A Call from The Deep: Travel diary excerpt

28.11.2016

I eat breakfast with Maura, a wonderful person with a large heart. I thank her profusely and start walking. It’s splendid weather, the first light of dawn gifting poetry to these hills. There are two distinct mountain ranges: the first struck by rays of light that pass through the clouds; the second, very distant, sharply-defined and covered in a snowy drape.
Today’s plan is to find some decent lodgings. My idea is to start by asking in the bar, then, if necessary, try the priest or the fire brigade.
There’s no hostel or b&b on the map.
My legs are holding up well with no trace of that pain in my tendons.
The sun soon makes room for a thick blanket of cloud that turns everything colder, more hostile. After a dozen kilometres, a woman around 70 years of age approaches me and asks if I’d like a lift. I hesitate for a moment and then accept.

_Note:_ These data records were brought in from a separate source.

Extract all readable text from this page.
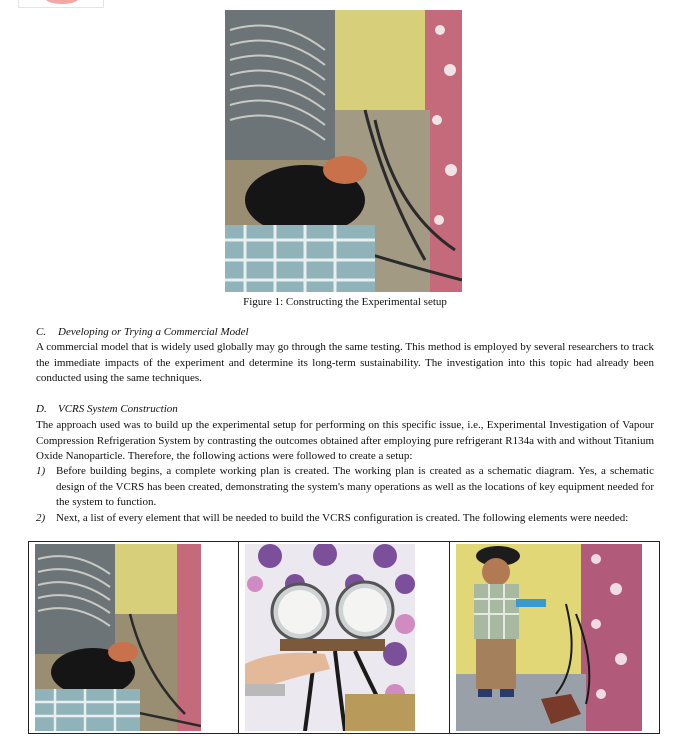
Figure 1: Constructing the Experimental setup
C. Developing or Trying a Commercial Model
A commercial model that is widely used globally may go through the same testing. This method is employed by several researchers to track the immediate impacts of the experiment and determine its long-term sustainability. The investigation into this topic had already been conducted using the same techniques.
D. VCRS System Construction
The approach used was to build up the experimental setup for performing on this specific issue, i.e., Experimental Investigation of Vapour Compression Refrigeration System by contrasting the outcomes obtained after employing pure refrigerant R134a with and without Titanium Oxide Nanoparticle. Therefore, the following actions were followed to create a setup:
1) Before building begins, a complete working plan is created. The working plan is created as a schematic diagram. Yes, a schematic design of the VCRS has been created, demonstrating the system's many operations as well as the locations of key equipment needed for the system to function.
2) Next, a list of every element that will be needed to build the VCRS configuration is created. The following elements were needed:
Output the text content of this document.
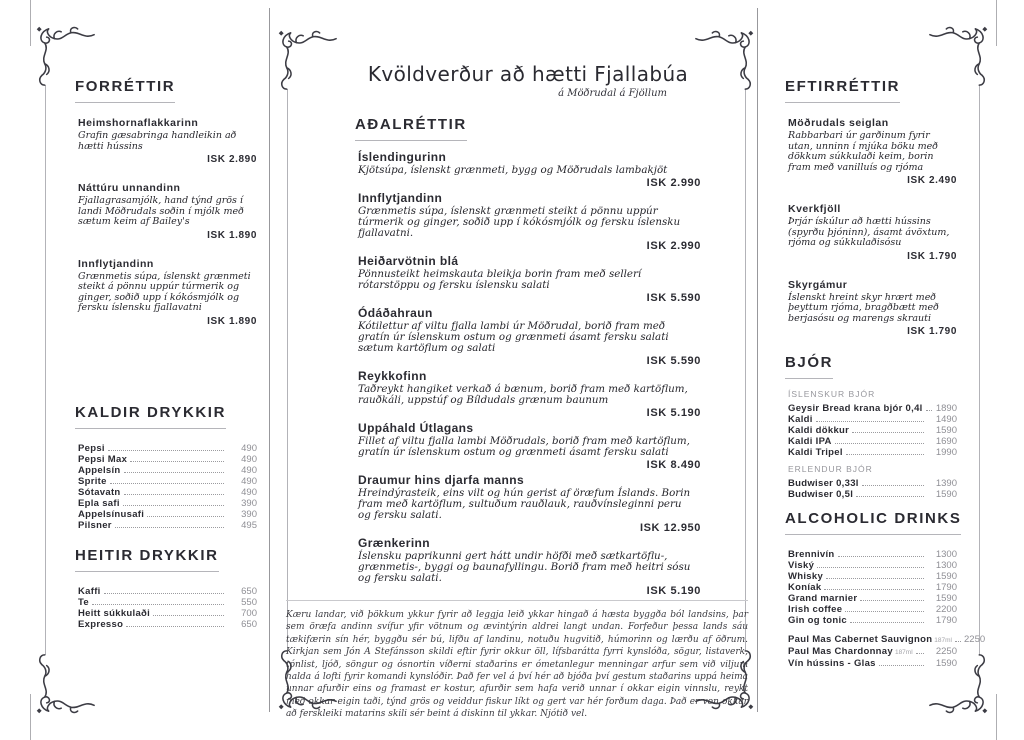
FORRÉTTIR
Heimshornaflakkarinn
Grafin gæsabringa handleikin að hætti hússins
ISK 2.890
Náttúru unnandinn
Fjallagrasamjólk, hand týnd grös í landi Möðrudals soðin í mjólk með sætum keim af Bailey's
ISK 1.890
Innflytjandinn
Grænmetis súpa, íslenskt grænmeti steikt á pönnu uppúr túrmerik og ginger, soðið upp í kókósmjólk og fersku íslensku fjallavatni
ISK 1.890
KALDIR DRYKKIR
Pepsi	490
Pepsi Max	490
Appelsín	490
Sprite	490
Sótavatn	490
Epla safi	390
Appelsínusafi	390
Pilsner	495
HEITIR DRYKKIR
Kaffi	650
Te	550
Heitt súkkulaði	700
Expresso	650
Kvöldverður að hætti Fjallabúa
á Möðrudal á Fjöllum
AÐALRÉTTIR
Íslendingurinn
Kjötsúpa, íslenskt grænmeti, bygg og Möðrudals lambakjöt
ISK 2.990
Innflytjandinn
Grænmetis súpa, íslenskt grænmeti steikt á pönnu uppúr túrmerik og ginger, soðið upp í kókósmjólk og fersku íslensku fjallavatni.
ISK 2.990
Heiðarvötnin blá
Pönnusteikt heimskauta bleikja borin fram með sellerí rótarstöppu og fersku íslensku salati
ISK 5.590
Ódáðahraun
Kótilettur af viltu fjalla lambi úr Möðrudal, borið fram með gratín úr íslenskum ostum og grænmeti ásamt fersku salati sætum kartöflum og salati
ISK 5.590
Reykkofinn
Taðreykt hangiket verkað á bænum, borið fram með kartöflum, rauðkáli, uppstúf og Bíldudals grænum baunum
ISK 5.190
Uppáhald Útlagans
Fillet af viltu fjalla lambi Möðrudals, borið fram með kartöflum, gratín úr íslenskum ostum og grænmeti ásamt fersku salati
ISK 8.490
Draumur hins djarfa manns
Hreindýrasteik, eins vilt og hún gerist af öræfum Íslands. Borin fram með kartöflum, sultuðum rauðlauk, rauðvínsleginni peru og fersku salati.
ISK 12.950
Grænkerinn
Íslensku paprikunni gert hátt undir höfði með sætkartöflu-, grænmetis-, byggi og baunafyllingu. Borið fram með heitri sósu og fersku salati.
ISK 5.190
Kæru landar, við þökkum ykkur fyrir að leggja leið ykkar hingað á hæsta byggða ból landsins, þar sem öræfa andinn svífur yfir vötnum og ævintýrin aldrei langt undan. Forfeður þessa lands sáu tækifærin sín hér, byggðu sér bú, lifðu af landinu, notuðu hugvitið, húmorinn og lærðu af öðrum. Kirkjan sem Jón A Stefánsson skildi eftir fyrir okkur öll, lífsbarátta fyrri kynslóða, sögur, listaverk, tónlist, ljóð, söngur og ósnortin víðerni staðarins er ómetanlegur menningar arfur sem við viljum halda á lofti fyrir komandi kynslóðir. Það fer vel á því hér að bjóða því gestum staðarins uppá heima unnar afurðir eins og framast er kostur, afurðir sem hafa verið unnar í okkar eigin vinnslu, reykt með okkar eigin taði, týnd grös og veiddur fiskur líkt og gert var hér forðum daga. Það er von okkar að ferskleiki matarins skili sér beint á diskinn til ykkar. Njótið vel.
EFTIRRÉTTIR
Möðrudals seiglan
Rabbarbari úr garðinum fyrir utan, unninn í mjúka böku með dökkum súkkulaði keim, borin fram með vanilluís og rjóma
ISK 2.490
Kverkfjöll
Þrjár ískúlur að hætti hússins (spyrðu þjóninn), ásamt ávöxtum, rjóma og súkkulaðisósu
ISK 1.790
Skyrgámur
Íslenskt hreint skyr hrært með þeyttum rjóma, bragðbætt með berjasósu og marengs skrauti
ISK 1.790
BJÓR
ÍSLENSKUR BJÓR
Geysir Bread krana bjór 0,4l 1890
Kaldi	1490
Kaldi dökkur	1590
Kaldi IPA	1690
Kaldi Tripel	1990
ERLENDUR BJÓR
Budwiser 0,33l	1390
Budwiser 0,5l	1590
ALCOHOLIC DRINKS
Brennivín	1300
Viský	1300
Whisky	1590
Koníak	1790
Grand marnier	1590
Irish coffee	2200
Gin og tonic	1790
Paul Mas Cabernet Sauvignon 187ml 2250
Paul Mas Chardonnay 187ml	2250
Vín hússins - Glas	1590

She’s kind and friendly. Her name’s Carla. She relocated from Emilia to Piemonte forty years ago but still hasn’t quite settled. Like this, she stays resolute.
She doesn’t like the people from Piemonte whom she finds to be false, superficial gossips.
There’s enough time to tell me that she lived for 16 years in Costa Rica where she imported second hand clothes from Italy that she then resold.
As a young woman she hitch-hiked around Italy, as her son, who’s my age, does today.
She also says that they’re both poor and only have enough tears to cry.
Then she laughs with gusto.
She leaves me at a point that wasn’t along my route but that in actual fact puts me 6 to 7km ahead.
She wishes me a safe journey and swiftly disappears with her car into the fog. She had some intriguing black hairs protruding from her nose and bad breath. I also recall the plaster on her right finger caused by a chainsaw. What a crazy woman. And yet what generosity.